The without_skill.expected_patterns establishes a RED baseline — confirms the model defaults to "wrong" behavior without guidance. If the model already does the right thing, the test isn't measuring anything.

Good scenario design:

One behavioral axis per scenario
Patterns match intent, not exact syntax — (?i)count_over_time|aggregat catches both specific function and general concept
Anti-patterns optional — only when verifying skill suppresses a specific bad behavior

Running: python tests/skill-pressure/run.py — ~2-3 min for 8 scenarios, no external services.

Layer 2: Scenario Tests

End-to-end, full multi-turn Claude conversations. Evaluates tool calls made.

How it works:

Run Claude with prompt + --output-format stream-json + allowed tools including Skill,Task
Run again without Skill,Task in allowed tools
Parse NDJSON output for all tool calls and arguments
Score both runs against rubric, compare

Scoring rubric:

Component	Weight	What
Required tools	30%	Expected tools called?
Required patterns	25%	Expected strings in tool args?
Anti-patterns	20%	Bad patterns absent?
Tool ordering	15%	Right sequence?
Recommended tools	10%	Optional bonus

Pass criteria:

Comparison: delta = with - without >= -0.1 (accounts for LLM non-determinism)
Skill-only: score >= 0.6

Running: make test-scenarios — ~20-40 min. Raw output at tests/scenarios/output/.

Results from LGTM Skill

Skill-pressure: 8/8 passed

All scenarios confirmed steering. One notable finding: percentiles-for-latency baseline was "not RED" — Sonnet already knows to suggest percentiles without the skill. Less valuable as regression test.

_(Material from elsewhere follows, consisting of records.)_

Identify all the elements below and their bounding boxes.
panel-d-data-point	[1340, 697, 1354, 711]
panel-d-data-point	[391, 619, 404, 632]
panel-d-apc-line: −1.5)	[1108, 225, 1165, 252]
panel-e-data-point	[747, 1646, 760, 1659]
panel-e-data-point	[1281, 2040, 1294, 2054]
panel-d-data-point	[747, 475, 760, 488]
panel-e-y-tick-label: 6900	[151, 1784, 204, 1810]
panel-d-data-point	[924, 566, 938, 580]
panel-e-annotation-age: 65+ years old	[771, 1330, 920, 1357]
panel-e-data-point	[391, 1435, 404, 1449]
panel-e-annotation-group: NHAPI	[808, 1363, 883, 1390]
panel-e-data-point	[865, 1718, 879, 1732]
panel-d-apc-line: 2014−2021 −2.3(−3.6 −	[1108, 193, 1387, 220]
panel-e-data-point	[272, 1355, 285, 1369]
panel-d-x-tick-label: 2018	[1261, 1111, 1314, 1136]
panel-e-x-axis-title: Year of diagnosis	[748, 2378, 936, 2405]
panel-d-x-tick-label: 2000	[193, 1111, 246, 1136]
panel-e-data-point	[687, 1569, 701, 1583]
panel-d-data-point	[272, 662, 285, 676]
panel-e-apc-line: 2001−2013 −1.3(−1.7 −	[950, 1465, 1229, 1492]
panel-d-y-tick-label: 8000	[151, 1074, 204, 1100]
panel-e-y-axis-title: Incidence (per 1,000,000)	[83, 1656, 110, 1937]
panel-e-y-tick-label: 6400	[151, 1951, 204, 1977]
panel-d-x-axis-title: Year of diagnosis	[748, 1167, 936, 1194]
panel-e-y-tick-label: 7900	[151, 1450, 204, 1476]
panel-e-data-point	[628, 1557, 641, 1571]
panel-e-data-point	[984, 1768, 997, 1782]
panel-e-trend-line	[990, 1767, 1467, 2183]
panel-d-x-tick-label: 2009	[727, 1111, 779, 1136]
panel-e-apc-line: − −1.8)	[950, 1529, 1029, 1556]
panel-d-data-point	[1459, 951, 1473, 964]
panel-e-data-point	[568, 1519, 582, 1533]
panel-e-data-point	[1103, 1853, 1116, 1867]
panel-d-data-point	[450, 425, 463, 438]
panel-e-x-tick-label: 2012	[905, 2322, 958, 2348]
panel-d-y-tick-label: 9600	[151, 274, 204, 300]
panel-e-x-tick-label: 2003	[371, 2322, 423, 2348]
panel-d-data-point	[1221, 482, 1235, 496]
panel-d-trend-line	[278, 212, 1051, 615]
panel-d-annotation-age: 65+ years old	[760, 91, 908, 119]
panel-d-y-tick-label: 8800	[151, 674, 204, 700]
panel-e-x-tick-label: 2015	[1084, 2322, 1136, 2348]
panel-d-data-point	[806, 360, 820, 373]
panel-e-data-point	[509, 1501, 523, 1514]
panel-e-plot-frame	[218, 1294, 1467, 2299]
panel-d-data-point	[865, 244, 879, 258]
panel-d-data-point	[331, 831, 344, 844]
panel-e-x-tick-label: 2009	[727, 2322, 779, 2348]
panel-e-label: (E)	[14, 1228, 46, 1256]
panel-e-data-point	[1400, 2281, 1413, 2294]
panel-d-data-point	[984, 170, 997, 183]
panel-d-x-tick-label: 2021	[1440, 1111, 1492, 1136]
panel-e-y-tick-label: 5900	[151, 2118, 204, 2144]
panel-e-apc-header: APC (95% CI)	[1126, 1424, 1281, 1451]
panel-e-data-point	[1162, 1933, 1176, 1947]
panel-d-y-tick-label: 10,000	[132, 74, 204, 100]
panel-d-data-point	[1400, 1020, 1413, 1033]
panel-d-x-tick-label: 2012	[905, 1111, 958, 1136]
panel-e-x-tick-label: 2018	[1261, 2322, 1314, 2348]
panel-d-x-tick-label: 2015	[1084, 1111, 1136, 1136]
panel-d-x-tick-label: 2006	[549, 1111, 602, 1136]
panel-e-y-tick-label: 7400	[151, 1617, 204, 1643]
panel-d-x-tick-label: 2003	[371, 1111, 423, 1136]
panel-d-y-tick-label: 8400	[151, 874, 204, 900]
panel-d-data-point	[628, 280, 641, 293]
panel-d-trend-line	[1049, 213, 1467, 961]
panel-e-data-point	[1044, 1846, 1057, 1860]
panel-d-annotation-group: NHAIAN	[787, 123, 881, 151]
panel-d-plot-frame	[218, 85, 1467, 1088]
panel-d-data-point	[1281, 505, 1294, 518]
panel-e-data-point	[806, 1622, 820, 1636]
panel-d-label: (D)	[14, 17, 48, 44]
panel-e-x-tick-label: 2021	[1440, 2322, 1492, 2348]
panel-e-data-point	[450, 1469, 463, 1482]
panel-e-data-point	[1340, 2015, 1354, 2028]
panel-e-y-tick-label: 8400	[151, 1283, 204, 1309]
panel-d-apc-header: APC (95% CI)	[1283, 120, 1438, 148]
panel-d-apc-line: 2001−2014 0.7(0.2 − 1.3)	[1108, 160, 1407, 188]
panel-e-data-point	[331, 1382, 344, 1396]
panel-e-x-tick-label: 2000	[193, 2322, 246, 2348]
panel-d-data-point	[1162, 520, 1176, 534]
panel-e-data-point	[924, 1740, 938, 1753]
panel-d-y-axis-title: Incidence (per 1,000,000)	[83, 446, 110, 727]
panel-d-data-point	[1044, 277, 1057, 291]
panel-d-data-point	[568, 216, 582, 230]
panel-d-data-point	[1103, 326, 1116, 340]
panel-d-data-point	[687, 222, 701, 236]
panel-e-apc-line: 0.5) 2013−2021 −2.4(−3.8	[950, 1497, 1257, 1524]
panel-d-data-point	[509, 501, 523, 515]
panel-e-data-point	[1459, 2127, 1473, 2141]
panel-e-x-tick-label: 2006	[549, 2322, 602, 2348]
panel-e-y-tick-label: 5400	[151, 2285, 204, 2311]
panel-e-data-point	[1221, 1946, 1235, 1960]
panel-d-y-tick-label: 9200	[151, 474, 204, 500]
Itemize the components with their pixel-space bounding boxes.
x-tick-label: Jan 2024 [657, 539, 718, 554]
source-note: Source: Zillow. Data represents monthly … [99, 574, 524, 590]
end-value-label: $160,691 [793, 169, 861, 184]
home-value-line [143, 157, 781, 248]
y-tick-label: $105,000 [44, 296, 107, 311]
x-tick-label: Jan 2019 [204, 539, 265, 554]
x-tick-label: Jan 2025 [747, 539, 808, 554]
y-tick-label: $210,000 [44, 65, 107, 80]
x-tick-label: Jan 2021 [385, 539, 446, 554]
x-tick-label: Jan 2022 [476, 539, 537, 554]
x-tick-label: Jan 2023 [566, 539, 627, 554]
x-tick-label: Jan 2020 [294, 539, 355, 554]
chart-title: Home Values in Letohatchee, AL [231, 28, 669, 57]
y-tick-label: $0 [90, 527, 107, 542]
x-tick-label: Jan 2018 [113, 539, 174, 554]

Scenario tests: comparison tests are inherently flaky

Skill-only tests pass 100% consistently. Comparison tests randomly fail 1-2 scenarios per run:

Scenario	Run 1	Run 2	Run 3
investigate-error-spike	PASSED	PASSED	PASSED
service-health-check	PASSED	FAILED	PASSED
trace-slow-requests	PASSED	FAILED	PASSED
metrics-trend-with-chart	PASSED	PASSED	FAILED
cross-signal-investigation	PASSED	PASSED	PASSED
skill-only (all 5)	PASSED	PASSED	PASSED

Why: two independent Claude conversations produce wildly different scores for reasons unrelated to the skill. Delta between two stochastic runs isn't reliable at n=1.

What would fix it: run K times and compare averages, use skill-only as primary signal, use cheaper models for more repetitions.

Key lesson: test patterns, not tool names

Initially all 5 skill-only tests failed. Claude used Agent instead of Task for subagent calls, and sometimes ran lgtm via Bash directly. Both valid — just different tools.

Fix: remove Task from required_tools, rely on required_patterns matching lgtm loki, lgtm tempo etc. All 5 passed after.

Takeaway: required_patterns (what the agent says) > required_tools (which tool wrapper it picks). Claude has multiple equivalent paths.

Design Decisions

Deterministic evaluation, no LLM-as-judge — all scoring is regex. Reproducible, auditable. Trade-off: patterns need careful tuning.
Skill-pressure = inner loop — minutes, catches most skill text issues
Scenario tests = outer loop — catches integration issues, slow and expensive
Baseline matters — RED baseline verifies model does the wrong thing without skill. Without it, passing test might just mean model already knows the answer.